(As anticipated) the European Banking Authority (EBA) has published a “Consultation Paper on the draft Regulatory Technical Standards specifying the requirements on strong customer authentication and common and secure communication under PSD2“.

The Consultation Paper includes the EBA’s thoughts on what the relevant parts of the second Payment Services Directive (PSD2) mean; and its first draft Regulatory Technical Standards (RTS).

The EBA is holding a public hearing on its first draft RTS in London on 23 September 2016. The consultation period closes on 12 October 2016. The EBA will publish the final draft RTS by 12 January 2017; and it anticipates that the RTS will be directly applicable in the EU from October 2018, at the earliest.

PSD2 came into force on 12 January 2016. The Member States of the EU must transpose it into their national laws by, and all relevant payment service providers (PSPs) must comply with those laws from, 13 January 2018. It’s not yet clear how the UK will meet these obligations – although a new statutory instrument (amending or replacing the UK’s Payment Services Regulations) and/or FCA rules seem likely. UK PSPs will be required to comply with (a) the new SI and rules from 13 January 2018; and (b) the RTS from (say) October 2018, until (in each case) at least the moment when Brexit occurs. In all probability, UK PSPs will also be required to comply with the SI, rules and RTS long after after that.

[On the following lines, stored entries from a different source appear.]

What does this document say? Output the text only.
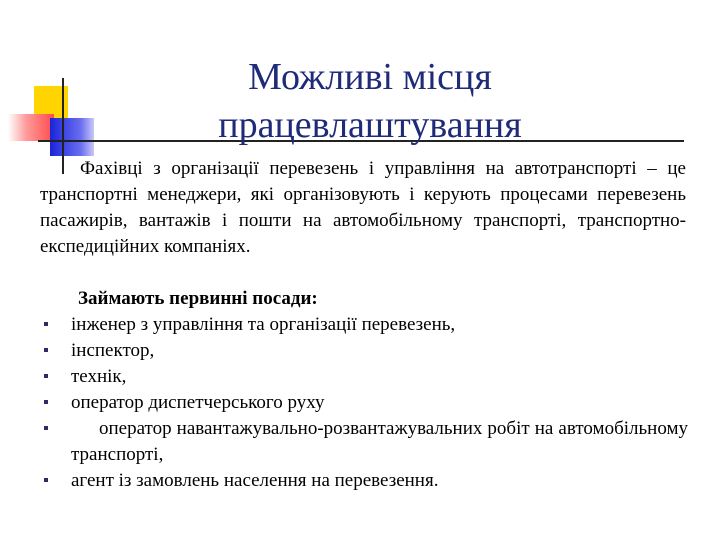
Можливі місця працевлаштування

Фахівці з організації перевезень і управління на автотранспорті – це транспортні менеджери, які організовують і керують процесами перевезень пасажирів, вантажів і пошти на автомобільному транспорті, транспортно-експедиційних компаніях.

Займають первинні посади:
інженер з управління та організації перевезень,
інспектор,
технік,
оператор диспетчерського руху
оператор навантажувально-розвантажувальних робіт на автомобільному транспорті,
агент із замовлень населення на перевезення.
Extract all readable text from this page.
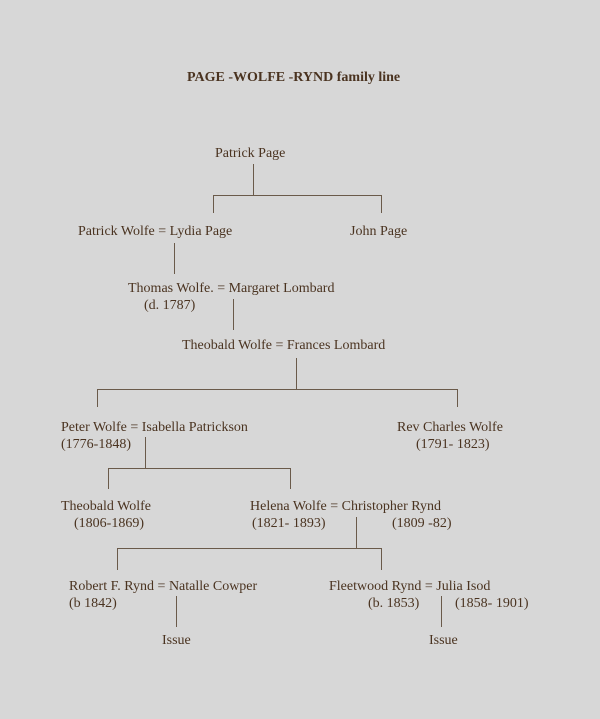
PAGE -WOLFE -RYND family line
Patrick Page
Patrick Wolfe = Lydia Page	John Page
Thomas Wolfe. = Margaret Lombard
(d. 1787)
Theobald Wolfe = Frances Lombard
Peter Wolfe = Isabella Patrickson
(1776-1848)
Rev Charles Wolfe
(1791- 1823)
Theobald Wolfe
(1806-1869)
Helena Wolfe = Christopher Rynd
(1821- 1893)	(1809 -82)
Robert F. Rynd = Natalle Cowper
(b 1842)
Fleetwood Rynd = Julia Isod
(b. 1853)	(1858- 1901)
Issue	Issue
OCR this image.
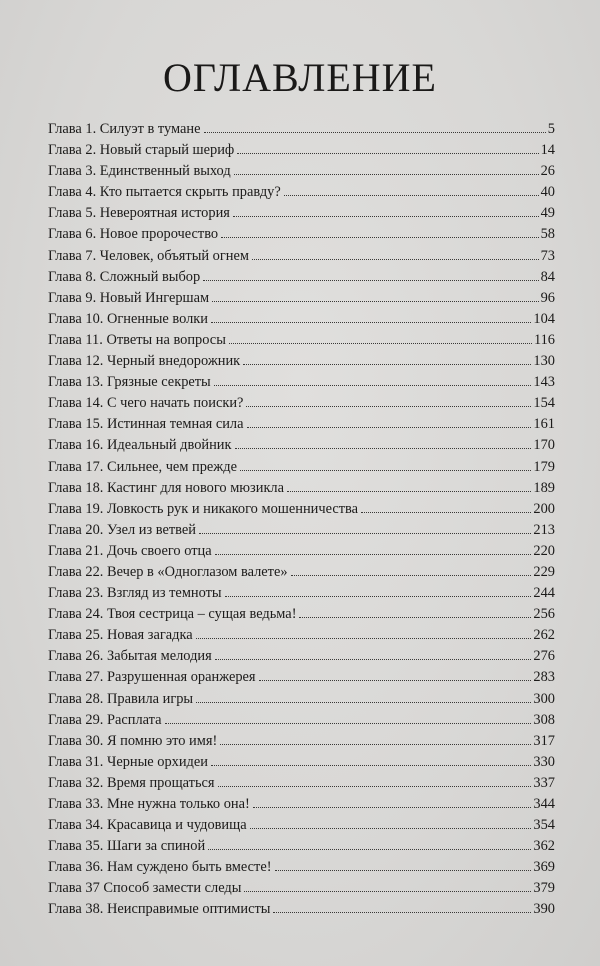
ОГЛАВЛЕНИЕ
Глава 1. Силуэт в тумане	5
Глава 2. Новый старый шериф	14
Глава 3. Единственный выход	26
Глава 4. Кто пытается скрыть правду?	40
Глава 5. Невероятная история	49
Глава 6. Новое пророчество	58
Глава 7. Человек, объятый огнем	73
Глава 8. Сложный выбор	84
Глава 9. Новый Ингершам	96
Глава 10. Огненные волки	104
Глава 11. Ответы на вопросы	116
Глава 12. Черный внедорожник	130
Глава 13. Грязные секреты	143
Глава 14. С чего начать поиски?	154
Глава 15. Истинная темная сила	161
Глава 16. Идеальный двойник	170
Глава 17. Сильнее, чем прежде	179
Глава 18. Кастинг для нового мюзикла	189
Глава 19. Ловкость рук и никакого мошенничества	200
Глава 20. Узел из ветвей	213
Глава 21. Дочь своего отца	220
Глава 22. Вечер в «Одноглазом валете»	229
Глава 23. Взгляд из темноты	244
Глава 24. Твоя сестрица – сущая ведьма!	256
Глава 25. Новая загадка	262
Глава 26. Забытая мелодия	276
Глава 27. Разрушенная оранжерея	283
Глава 28. Правила игры	300
Глава 29. Расплата	308
Глава 30. Я помню это имя!	317
Глава 31. Черные орхидеи	330
Глава 32. Время прощаться	337
Глава 33. Мне нужна только она!	344
Глава 34. Красавица и чудовища	354
Глава 35. Шаги за спиной	362
Глава 36. Нам суждено быть вместе!	369
Глава 37 Способ замести следы	379
Глава 38. Неисправимые оптимисты	390
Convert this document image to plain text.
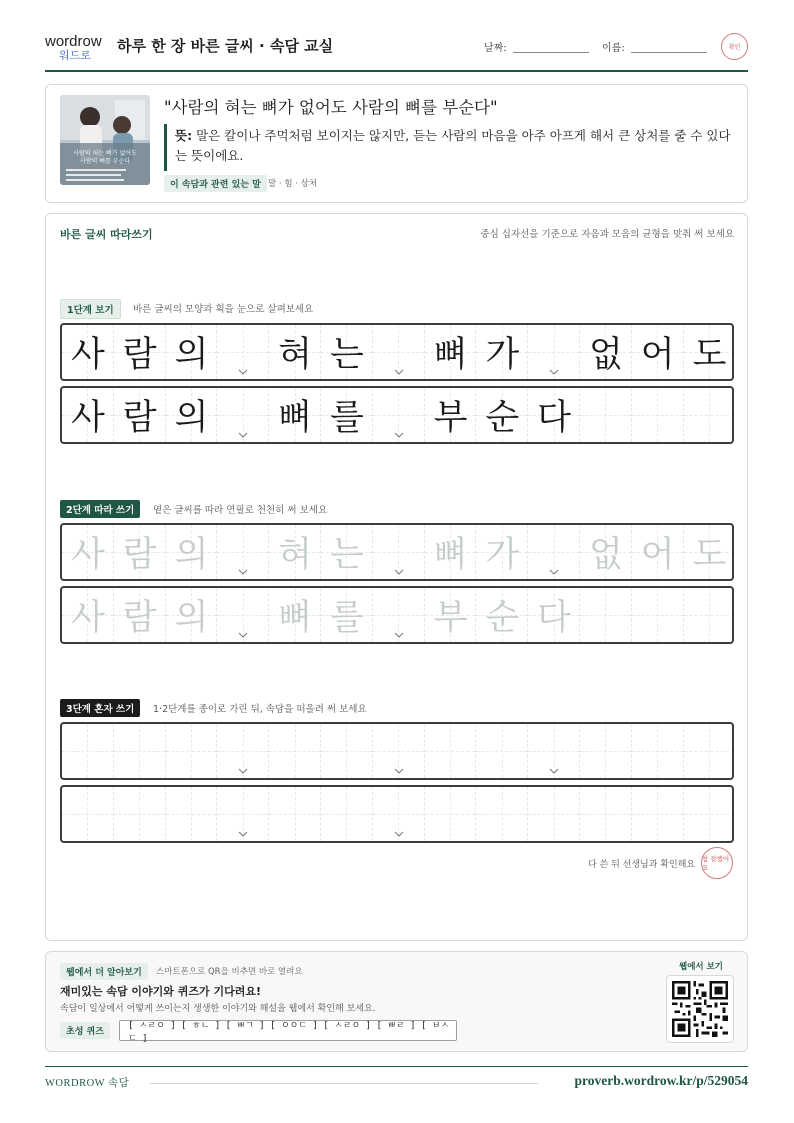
wordrow
워드로
하루 한 장 바른 글씨 · 속담 교실	날짜:	이름:	확인
사람의 혀는 뼈가 없어도
사람의 뼈를 부순다
"사람의 혀는 뼈가 없어도 사람의 뼈를 부순다"
뜻: 말은 칼이나 주먹처럼 보이지는 않지만, 듣는 사람의 마음을 아주 아프게 해서 큰 상처를 줄 수 있다는 뜻이에요.
이 속담과 관련 있는 말 말 · 힘 · 상처
바른 글씨 따라쓰기	중심 십자선을 기준으로 자음과 모음의 균형을 맞춰 써 보세요
1단계 보기	바른 글씨의 모양과 획을 눈으로 살펴보세요
사 람 의 혀 는 뼈 가 없 어 도
사 람 의 뼈 를 부 순 다
2단계 따라 쓰기	옅은 글씨를 따라 연필로 천천히 써 보세요
사 람 의 혀 는 뼈 가 없 어 도
사 람 의 뼈 를 부 순 다
3단계 혼자 쓰기	1·2단계를 종이로 가린 뒤, 속담을 떠올려 써 보세요
다 쓴 뒤 선생님과 확인해요
참 잘했어요
웹에서 더 알아보기	스마트폰으로 QR을 비추면 바로 열려요
재미있는 속담 이야기와 퀴즈가 기다려요!
속담이 일상에서 어떻게 쓰이는지 생생한 이야기와 해설을 웹에서 확인해 보세요.
초성 퀴즈
[ ㅅㄹㅇ ] [ ㅎㄴ ] [ ㅃㄱ ] [ ㅇㅇㄷ ] [ ㅅㄹㅇ ] [ ㅃㄹ ] [ ㅂㅅㄷ ]
웹에서 보기
WORDROW 속담	proverb.wordrow.kr/p/529054
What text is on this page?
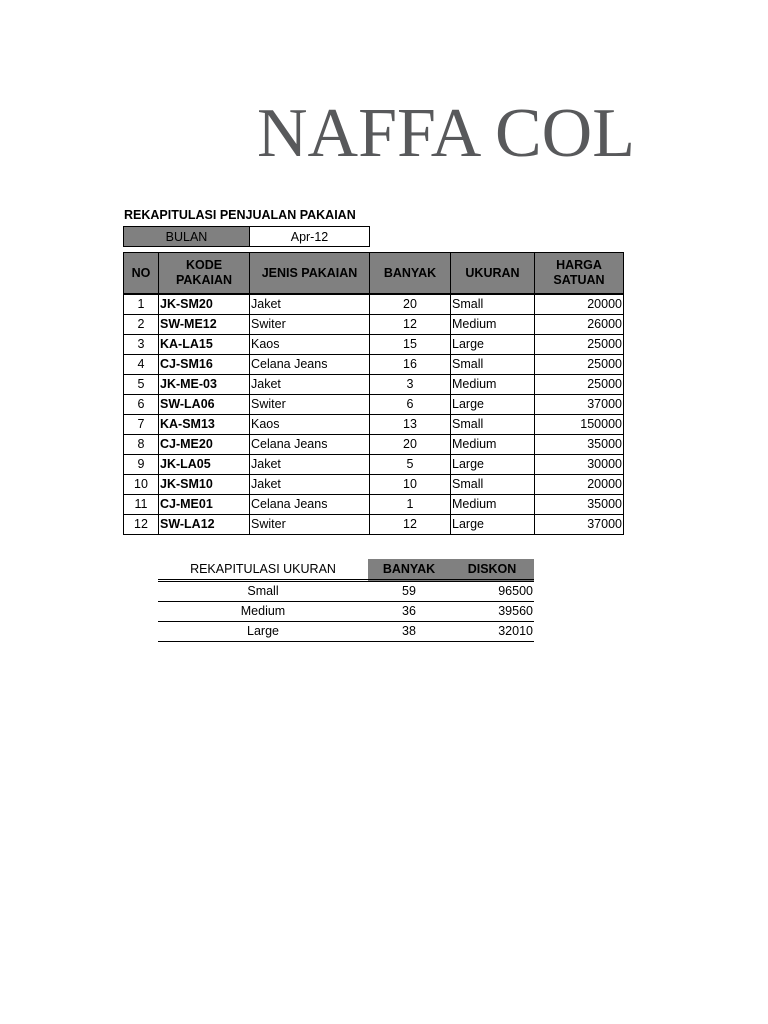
NAFFA COL
REKAPITULASI PENJUALAN PAKAIAN
BULAN	Apr-12
NO	KODE PAKAIAN	JENIS PAKAIAN	BANYAK	UKURAN	HARGA SATUAN
1	JK-SM20	Jaket	20	Small	20000
2	SW-ME12	Switer	12	Medium	26000
3	KA-LA15	Kaos	15	Large	25000
4	CJ-SM16	Celana Jeans	16	Small	25000
5	JK-ME-03	Jaket	3	Medium	25000
6	SW-LA06	Switer	6	Large	37000
7	KA-SM13	Kaos	13	Small	150000
8	CJ-ME20	Celana Jeans	20	Medium	35000
9	JK-LA05	Jaket	5	Large	30000
10	JK-SM10	Jaket	10	Small	20000
11	CJ-ME01	Celana Jeans	1	Medium	35000
12	SW-LA12	Switer	12	Large	37000
REKAPITULASI UKURAN	BANYAK	DISKON
Small	59	96500
Medium	36	39560
Large	38	32010
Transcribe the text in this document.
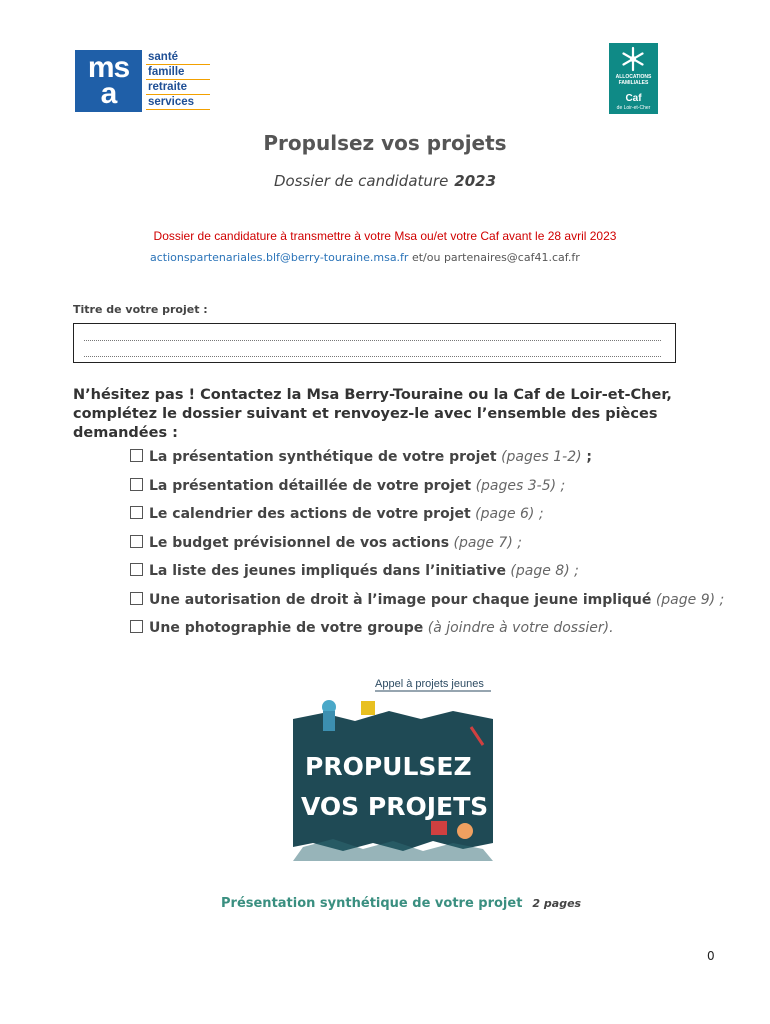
ms
a
santé
famille
retraite
services
ALLOCATIONS FAMILIALES
Caf
de Loir-et-Cher
Propulsez vos projets
Dossier de candidature 2023
Dossier de candidature à transmettre à votre Msa ou/et votre Caf avant le 28 avril 2023
actionspartenariales.blf@berry-touraine.msa.fr et/ou partenaires@caf41.caf.fr
Titre de votre projet :
N’hésitez pas ! Contactez la Msa Berry-Touraine ou la Caf de Loir-et-Cher, complétez le dossier suivant et renvoyez-le avec l’ensemble des pièces demandées :
La présentation synthétique de votre projet (pages 1-2) ;
La présentation détaillée de votre projet (pages 3-5) ;
Le calendrier des actions de votre projet (page 6) ;
Le budget prévisionnel de vos actions (page 7) ;
La liste des jeunes impliqués dans l’initiative (page 8) ;
Une autorisation de droit à l’image pour chaque jeune impliqué (page 9) ;
Une photographie de votre groupe (à joindre à votre dossier).
Appel à projets jeunes
PROPULSEZ
VOS PROJETS
Présentation synthétique de votre projet 2 pages
0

Article 97 of PSD2, provides that:

(1) Member States shall ensure that a [PSP] applies strong customer authentication where the payer (a) accesses its payment account online; (b) initiates an electronic payment transaction; [or] (c) carries out any action through a remote channel which may imply a risk of payment fraud or other abuses.

(2) With regard to … paragraph 1[(b)], Member States shall ensure that, for electronic remote payment transactions, PSPs apply strong customer authentication that includes elements which dynamically link the transaction to a specific amount and a specific payee.

(3) With regard to paragraph 1, Member States shall ensure that [PSPs] have in place adequate security measures to protect the confidentiality and integrity of payment service users’ [PSUs’] personalised security credentials.

(4) Paragraphs 2 and 3 shall also apply where payments are initiated through a payment initiation service provider [(PISP)]. Paragraphs 1 and 3 shall also apply when the information is requested through an account information service provider [(AISP)].

(5) Member States shall ensure that the account servicing [PSP] [(ASPSP)] allows the [PISP] and the [AISP] to rely on the authentication procedures provided by the [ASPSP] to the [PSU] in accordance with paragraphs 1, 2 and 3.”

Article 98 of PSD2 provides that:

(1) [The] EBA shall … develop draft [RTS] … specifying: (a) the requirements of … strong customer authentication …; (b) the exemptions from the application of Article 97(1), (2) and (3) …; (c) the requirements with which security measures have to comply … in order to protect the confidentiality and the integrity of the [PSUs’] personalised security credentials; and (d) the requirements for common and secure open standards of communication for the purpose of identification, authentication, notification, and information, as well as for the implementation of security measures, between [ASPSPs], [PISPs], [AISPs], payers, payees and other [PSPs].

In the narrative part of the Consultation Paper, the EBA explains its approach to (for example) strong customer authentication; and PSD2 standard setting.

The 23 Articles of the draft RTS are principles based, technology neutral, and divided into 5 chapters:

  1. Strong customer authentication (articles 1 to 7):
  2. Exemptions from strong customer authentication (article 8);
  3. Protecting the confidentiality & integrity of the PSUs’ personalized security credentials (articles 9 to 15);
  4. Common and secure open standards of communication (articles 16 to 22); and
  5. Final provisions / Entry into force (article 23).

This consultation paper will be of most interest to PSPs in the EU; and those who are developing payment related services and technology – especially if the services or technology are secure communication and/or customer authentication related.

Consultation responses must be submitted using the “Send your comments” button on the EBA’s website.

The EBA is holding a public hearing on the draft RTS in London on the afternoon of 23 September 2016. If you would like to attend, you must register before 1pm (UK time) on 9 September 2016. Good luck.